The advice to mix things up sounds reasonable, disturbances do favor different plants and animals, and certain events or conditions must occur to prevent oak and prairie ecosystems from becoming something else.

The problem is that disturbance[2] can simplify ecosystems and promote species that are not conservation priorities at the expense of the old growth that we would like to conserve or emulate. Given what we know about historical structure, composition, and the individual ecologies of the species that comprise old-growth prairie and oak ecosystems, I believe that the prevailing view about how these ecosystems sustain themselves—disturbance—is wrong. Instead, stability should be a central organizing idea guiding our stewardship.

Centering management around a core principle of stability does not mean doing less. Indigenous Peoples’ use of dormant season fire and its interaction with landscape, climate, and biota was the lattice over which our prairie and oak ecosystems came together over thousands of years. Managing for stability means keeping this in mind and building an understanding of how it governs ecological processes. In this article I will discuss prescribed fire, and how it can function as a stabilizer or a destructive disturbance depending on how we use it. I intend to discuss other management practices in turn.

A fire-starved remnant prairie that persisted long enough to be protected because haying prevented build-up of smothering thatch and removed nutrients.

A close-up showing the deep accumulation of thatch in the fire-starved remnant prairie. It would be difficult to burn at this point without producing high fire intensity, particularly long duration of burning near the soil surface.
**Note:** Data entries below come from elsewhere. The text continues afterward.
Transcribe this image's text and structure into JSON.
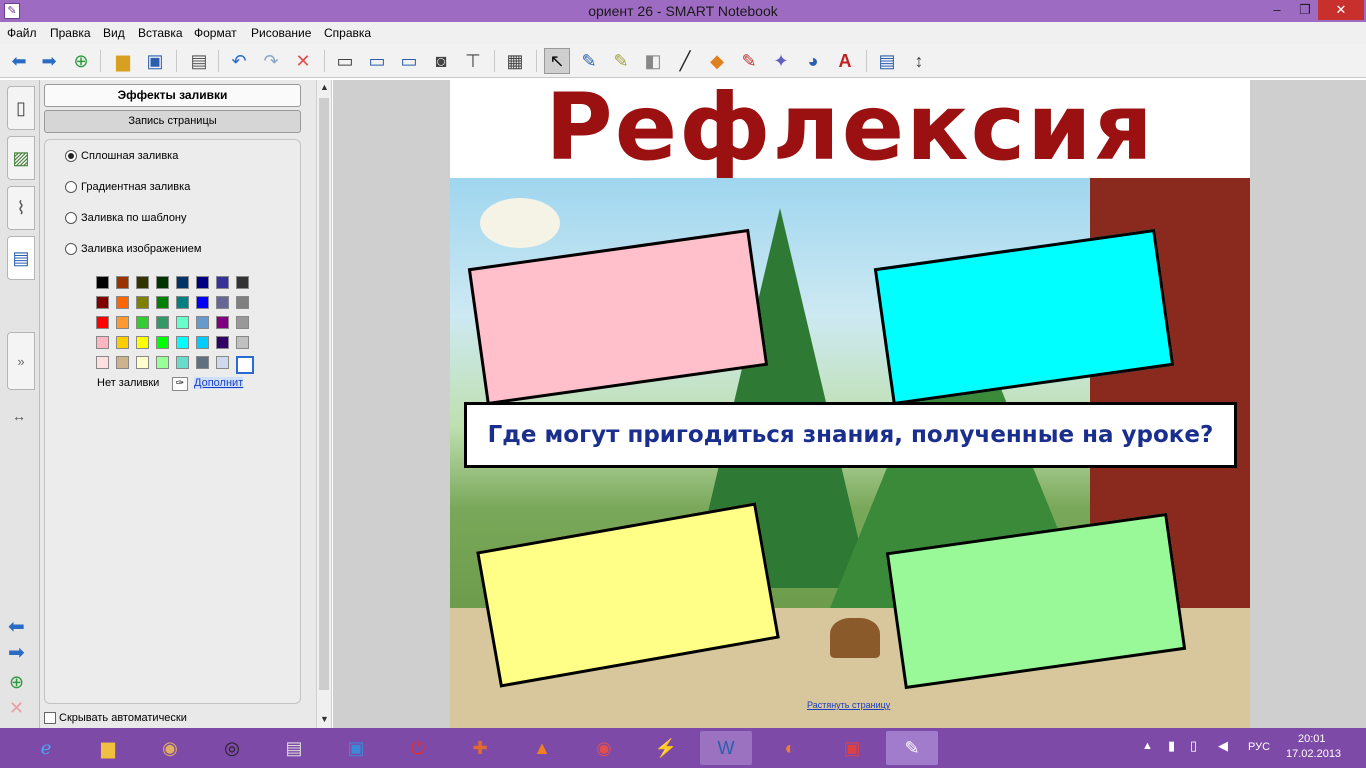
{
  "window": {
    "title": "ориент 26 - SMART Notebook",
    "app_icon": "notebook-icon",
    "minimize": "‒",
    "maximize": "❐",
    "close": "✕"
  },
  "menu": [
    "Файл",
    "Правка",
    "Вид",
    "Вставка",
    "Формат",
    "Рисование",
    "Справка"
  ],
  "panel": {
    "header": "Эффекты заливки",
    "record_button": "Запись страницы",
    "fill_options": [
      {
        "label": "Сплошная заливка",
        "selected": true
      },
      {
        "label": "Градиентная заливка",
        "selected": false
      },
      {
        "label": "Заливка по шаблону",
        "selected": false
      },
      {
        "label": "Заливка изображением",
        "selected": false
      }
    ],
    "swatches": [
      [
        "#000000",
        "#993300",
        "#333300",
        "#003300",
        "#003366",
        "#000080",
        "#333399",
        "#333333"
      ],
      [
        "#800000",
        "#ff6600",
        "#808000",
        "#008000",
        "#008080",
        "#0000ff",
        "#666699",
        "#808080"
      ],
      [
        "#ff0000",
        "#ff9933",
        "#33cc33",
        "#339966",
        "#66ffcc",
        "#6699cc",
        "#800080",
        "#999999"
      ],
      [
        "#ffb6c1",
        "#ffcc00",
        "#ffff00",
        "#00ff00",
        "#00ffff",
        "#00ccff",
        "#330066",
        "#c0c0c0"
      ],
      [
        "#ffe0e0",
        "#ccb38c",
        "#ffffcc",
        "#99ff99",
        "#66ddcc",
        "#607080",
        "#d0d8ee",
        "#ffffff"
      ]
    ],
    "no_fill": "Нет заливки",
    "more": "Дополнит",
    "auto_hide": "Скрывать автоматически"
  },
  "slide": {
    "title": "Рефлексия",
    "question": "Где могут пригодиться знания, полученные на уроке?",
    "card_colors": [
      "#ffc0cb",
      "#00ffff",
      "#ffff88",
      "#99f999"
    ],
    "stretch_link": "Растянуть страницу"
  },
  "tray": {
    "lang": "РУС",
    "time": "20:01",
    "date": "17.02.2013"
  }
}
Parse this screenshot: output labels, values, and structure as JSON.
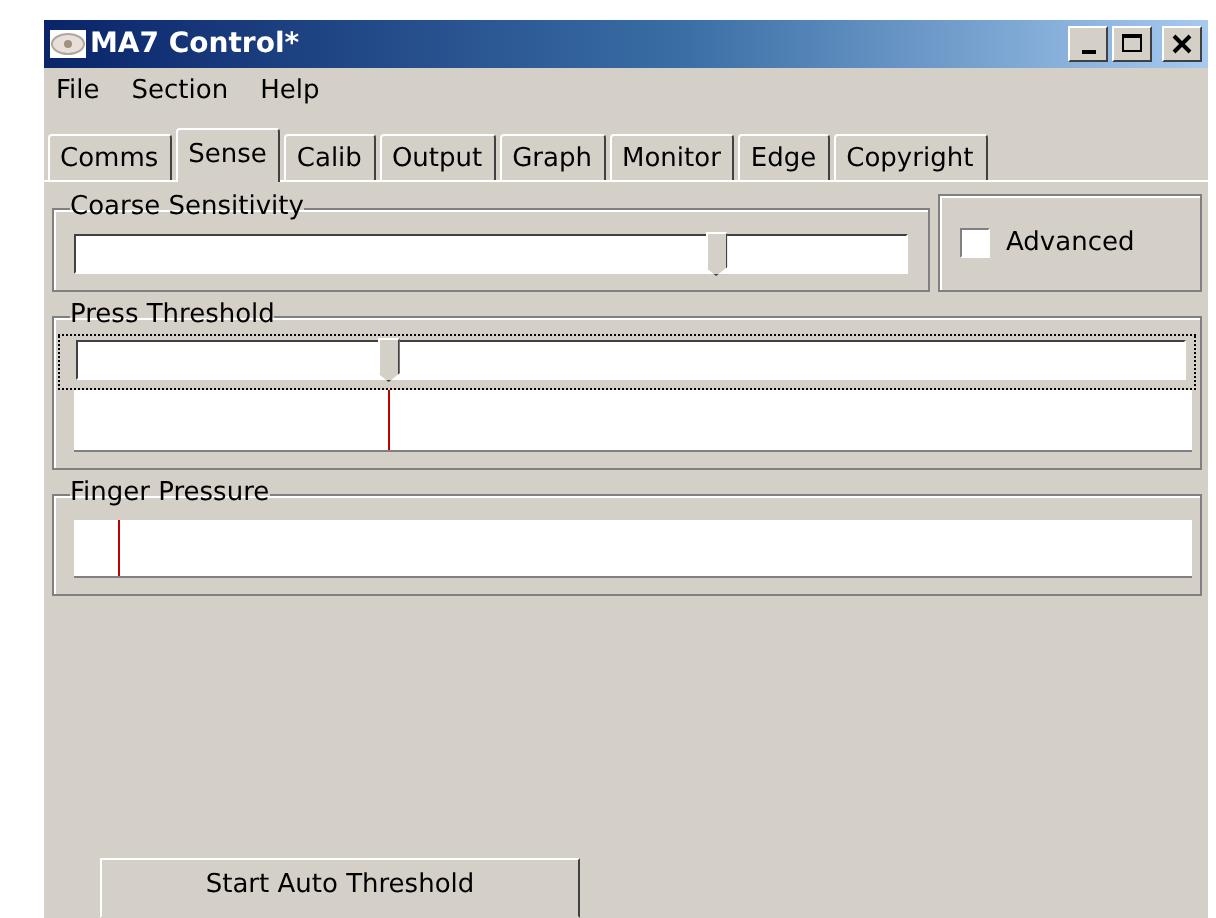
{
  "window": {
    "title": "MA7 Control*"
  },
  "menu": [
    "File",
    "Section",
    "Help"
  ],
  "tabs": [
    {
      "label": "Comms",
      "selected": false
    },
    {
      "label": "Sense",
      "selected": true
    },
    {
      "label": "Calib",
      "selected": false
    },
    {
      "label": "Output",
      "selected": false
    },
    {
      "label": "Graph",
      "selected": false
    },
    {
      "label": "Monitor",
      "selected": false
    },
    {
      "label": "Edge",
      "selected": false
    },
    {
      "label": "Copyright",
      "selected": false
    }
  ],
  "coarse_sensitivity": {
    "label": "Coarse Sensitivity",
    "level": 0.77
  },
  "advanced": {
    "label": "Advanced",
    "checked": false
  },
  "press_threshold": {
    "label": "Press Threshold",
    "level": 0.28,
    "focused": true,
    "meter": {
      "level": 0.28
    }
  },
  "finger_pressure": {
    "label": "Finger Pressure",
    "level": 0.04
  },
  "buttons": [
    "Start Auto Threshold"
  ]
}
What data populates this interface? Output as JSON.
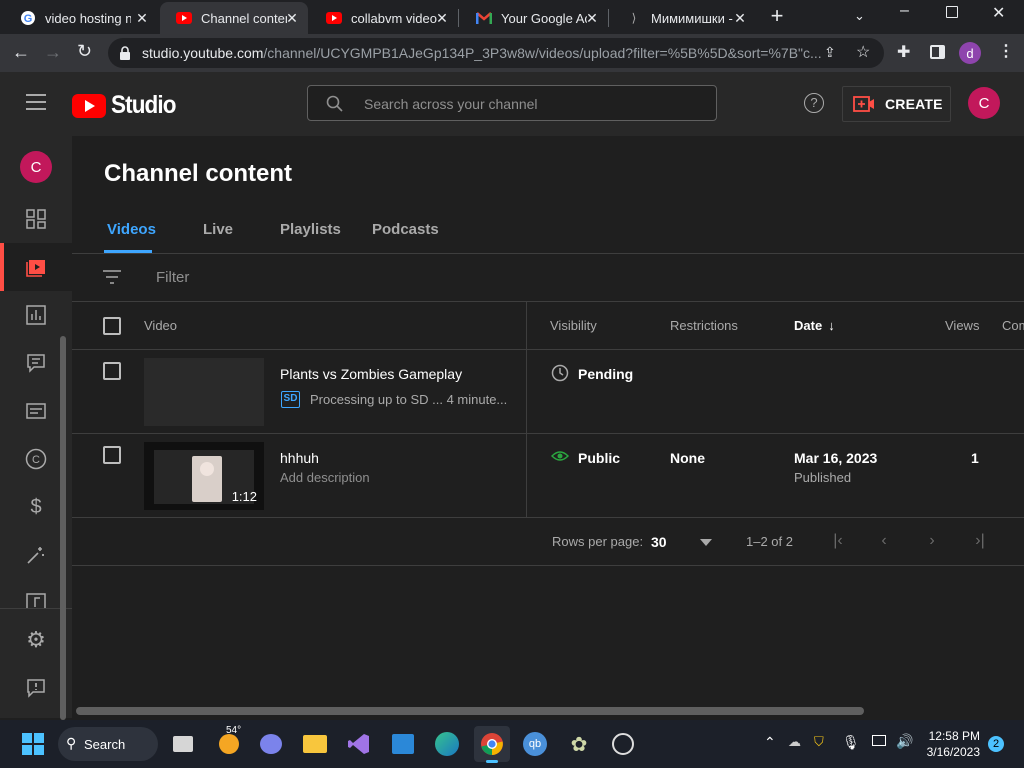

Excessive leaf litter accumulation in an oak woodland.

Both high intensity and growing season fires have destabilized this former savanna.

Frequent Dormant Season Fire is Stabilizing; Infrequent, Intense, and Growing Season Fire is Destabilizing

First, recognize that critical areas of fire ecology in Midwestern prairie and oak ecosystems are forgotten, understudied or not studied through the posing of questions and collection of data that informs our mission. Synthesis of what we do know is also in short supply. What follows is my earnest attempt using applicable science, cases of success and failure, and historical information to explain why I often advocate for very frequent[3] dormant season burning. This topic is also difficult to flatten into a linear narrative, such are the ecological relationships. Many threads could be drawn from this that merit their own separate discussions.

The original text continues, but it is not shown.